残念ながら 詳しい由来はわかりませんが、おそらく一目瞭然。
形からきている 名前なのでしょうね。



どうやら素材はビロードのようです。


そして着流しの柄は 墨絵。





御所五郎蔵の初演は1864年(元冶元年)江戸市村座。


1867年が明治元年ですから 江戸時代と云っても ほとんど末期。

明治維新もすぐそこの動乱の江戸時代ですね。


五郎蔵は4世市川小団次 土右衛門は3世関三十郎。

この時の時鳥役が 後の5代目菊五郎。

(本来は通し狂言で六幕まであるのですが 
 今ではほとんどが上演されておりません)


この初演の折に すでにこの帯が使われていたかは不明ですが、

おそらくかなり過去から使われていたからこそ 違和感がなく 

今でも受け入れられているのだと思います。



私が この帯の事を 調べている関係で 楽屋でも 話題になりました。

松嶋屋のお弟子さんも 成田屋のお弟子さんも 今、初めてこの演目をやるとして

この衣装を見せられたら 到底 この帯は選ばないね!! 

と 口をそろえて言っておりました。


私も同感です。
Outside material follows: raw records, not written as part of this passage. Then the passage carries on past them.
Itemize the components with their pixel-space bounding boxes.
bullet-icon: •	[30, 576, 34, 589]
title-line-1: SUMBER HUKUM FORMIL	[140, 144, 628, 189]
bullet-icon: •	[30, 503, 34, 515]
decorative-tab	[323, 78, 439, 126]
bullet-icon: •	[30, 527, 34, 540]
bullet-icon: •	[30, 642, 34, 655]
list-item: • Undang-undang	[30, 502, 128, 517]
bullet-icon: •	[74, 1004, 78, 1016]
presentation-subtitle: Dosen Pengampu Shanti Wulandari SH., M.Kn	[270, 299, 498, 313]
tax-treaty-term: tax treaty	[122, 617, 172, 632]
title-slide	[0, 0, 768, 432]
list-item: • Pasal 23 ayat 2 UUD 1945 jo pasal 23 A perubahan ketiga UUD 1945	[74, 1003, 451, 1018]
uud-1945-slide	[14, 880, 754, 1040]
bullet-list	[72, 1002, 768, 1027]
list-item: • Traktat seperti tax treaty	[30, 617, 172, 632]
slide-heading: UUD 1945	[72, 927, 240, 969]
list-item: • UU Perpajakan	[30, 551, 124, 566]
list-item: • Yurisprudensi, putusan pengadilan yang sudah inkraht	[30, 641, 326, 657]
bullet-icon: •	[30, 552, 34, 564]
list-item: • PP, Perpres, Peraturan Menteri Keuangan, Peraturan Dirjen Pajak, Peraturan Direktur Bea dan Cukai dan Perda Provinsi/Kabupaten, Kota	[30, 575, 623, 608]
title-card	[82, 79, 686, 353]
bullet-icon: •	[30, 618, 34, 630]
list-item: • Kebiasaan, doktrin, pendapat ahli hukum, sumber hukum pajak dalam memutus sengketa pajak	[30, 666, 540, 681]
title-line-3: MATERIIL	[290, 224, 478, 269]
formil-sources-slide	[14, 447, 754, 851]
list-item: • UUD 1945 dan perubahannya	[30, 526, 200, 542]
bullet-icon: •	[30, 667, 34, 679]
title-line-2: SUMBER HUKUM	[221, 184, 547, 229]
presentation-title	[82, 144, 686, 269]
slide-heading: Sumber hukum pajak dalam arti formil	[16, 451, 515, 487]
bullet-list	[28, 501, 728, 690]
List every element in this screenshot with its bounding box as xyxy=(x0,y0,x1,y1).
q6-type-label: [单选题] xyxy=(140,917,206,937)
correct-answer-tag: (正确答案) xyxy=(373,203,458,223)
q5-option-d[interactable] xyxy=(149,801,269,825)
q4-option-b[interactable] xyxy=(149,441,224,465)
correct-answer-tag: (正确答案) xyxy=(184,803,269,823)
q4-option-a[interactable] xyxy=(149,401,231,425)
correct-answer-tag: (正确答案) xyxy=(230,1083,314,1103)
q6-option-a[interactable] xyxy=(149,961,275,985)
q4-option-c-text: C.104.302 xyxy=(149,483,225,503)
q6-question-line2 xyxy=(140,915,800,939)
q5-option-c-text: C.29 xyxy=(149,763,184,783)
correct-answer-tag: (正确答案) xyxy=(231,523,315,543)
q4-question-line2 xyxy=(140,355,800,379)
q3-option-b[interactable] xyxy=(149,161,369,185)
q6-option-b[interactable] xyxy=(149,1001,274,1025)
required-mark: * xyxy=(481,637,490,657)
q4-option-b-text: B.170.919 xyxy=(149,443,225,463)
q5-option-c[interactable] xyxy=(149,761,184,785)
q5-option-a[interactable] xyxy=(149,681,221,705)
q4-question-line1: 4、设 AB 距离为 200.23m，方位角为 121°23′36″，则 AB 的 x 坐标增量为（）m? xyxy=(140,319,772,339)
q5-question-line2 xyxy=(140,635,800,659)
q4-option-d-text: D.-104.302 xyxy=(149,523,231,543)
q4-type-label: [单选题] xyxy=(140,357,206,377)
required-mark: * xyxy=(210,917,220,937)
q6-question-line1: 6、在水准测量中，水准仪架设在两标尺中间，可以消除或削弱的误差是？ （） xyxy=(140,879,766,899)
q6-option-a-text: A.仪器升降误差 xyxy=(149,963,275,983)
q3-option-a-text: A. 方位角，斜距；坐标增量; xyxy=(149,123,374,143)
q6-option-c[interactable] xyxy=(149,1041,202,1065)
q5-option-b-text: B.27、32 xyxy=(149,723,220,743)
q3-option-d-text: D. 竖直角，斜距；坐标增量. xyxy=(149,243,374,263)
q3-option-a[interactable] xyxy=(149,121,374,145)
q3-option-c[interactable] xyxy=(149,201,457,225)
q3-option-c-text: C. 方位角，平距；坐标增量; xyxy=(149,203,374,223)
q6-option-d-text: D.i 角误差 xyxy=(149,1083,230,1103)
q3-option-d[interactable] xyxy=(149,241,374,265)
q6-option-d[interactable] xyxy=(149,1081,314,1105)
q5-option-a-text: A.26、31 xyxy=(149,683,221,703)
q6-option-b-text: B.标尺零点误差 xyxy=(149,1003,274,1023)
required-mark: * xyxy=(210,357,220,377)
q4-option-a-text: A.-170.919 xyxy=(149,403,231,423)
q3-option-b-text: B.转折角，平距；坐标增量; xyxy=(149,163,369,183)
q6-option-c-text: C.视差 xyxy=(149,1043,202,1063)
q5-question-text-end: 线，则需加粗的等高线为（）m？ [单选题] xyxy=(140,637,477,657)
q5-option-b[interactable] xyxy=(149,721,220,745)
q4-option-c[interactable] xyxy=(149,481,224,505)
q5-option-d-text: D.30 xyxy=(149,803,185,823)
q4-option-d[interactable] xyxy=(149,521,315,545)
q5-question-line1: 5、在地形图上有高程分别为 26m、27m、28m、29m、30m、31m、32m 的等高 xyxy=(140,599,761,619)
(笑) 



歌舞伎は 傾く(かぶく)精神。


ハリウッドの映画などでは ジバンシー や シャネル 等々  

女優さんたちは専属のデザイナー スタイリストさんたちが おられるそうですが、 

当時 歌舞伎にも 今でいうデザイナーと呼ばれる人たちが 

力を貸したのかも知れません


でも 先にも書かせて頂きましたが 大道具や 小道具同様

当時はそう云う専門職の権利がなく だれが選び 誰が作った柄かなどの

資料がほとんどありません


あるのは今 現在もその衣装を 使っていると云う事実だけです。 


名も知れない人の努力、葛藤が 今の歌舞伎を底辺から 支えている事は

なにか計り知れない エネルギーを感じます。





そして この五郎蔵の仲之町の場面の衣装はすべてと云っていいほど

その演ずる役者さんが 日本画家にお願いをして 墨絵を書いて貰い

その絵を元に染め上がったものを 着ております。


今回の勘九郎さんの衣装も自前で 高名な日本画家さんが書かれた絵。


「富士山に雲竜」 富士の絵は必ず五郎蔵の衣装に書かれるそうですが

それ以外は 画家さんの腕の見せ所だそうです。


夜の部 『曽我綉侠御所染』をご覧の時は 五郎蔵の衣装にもご注目ください。